Der hohe Dollarkurs belaste die US-Wirtschaft, räumte Yellen ein. Die Fed korrigierte, wohl als Konsequenz aus dem Währungshöhenflug, die Wachstumsziele für die USA leicht nach unten. Andererseits, so betonte Yellen, sei der starke Dollar auch ein Indiz für die Stärke der US-Wirtschaft. An dieser Situation dürfte sich so schnell nichts ändern. Angesichts der unsicheren wirtschaftlichen Lage in Europa und Asien dürfte die US-Währung ein willkommener Zufluchtsort bleiben.
Mit dem Dollar-Kurs war auch das eigentliche Top-Thema von Yellens Auftritt – die anstehende Zinserhöhung in den USA – unmittelbar verbunden. Im Frühjahr wird die Fed wohl nicht den ersten Schritt aus dem Zinstief machen, wie etliche Beobachter erwartet hatten. Aber die grundsätzliche Wende hat Yellen nun eingeleitet. Dass es mit den Zinsen nach oben geht, ist jetzt offiziell.

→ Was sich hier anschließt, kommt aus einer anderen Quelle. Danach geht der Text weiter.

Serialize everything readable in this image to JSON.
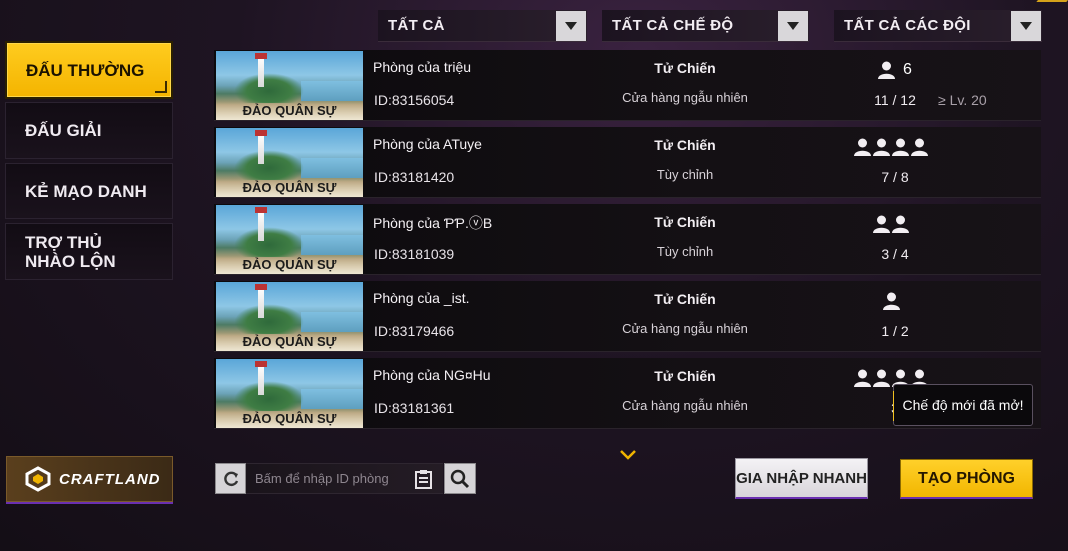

Aber es wird frühestens im Sommer so weit sein, eher wohl aber im September. Die Fed will erst einen deutlichen Anstieg der Inflationsrate sehen, bevor sie den Leitzins anhebt.
Und hier kommt wieder der Dollar ins Spiel: Bleibt der hoch, dann bleiben Amerikas größtenteils importierte Konsumgüter günstig und die Inflation wird kaum steigen. Bleibt auch der Ölpreis niedrig, wird es noch unwahrscheinlicher, dass die Inflation schnell steigt.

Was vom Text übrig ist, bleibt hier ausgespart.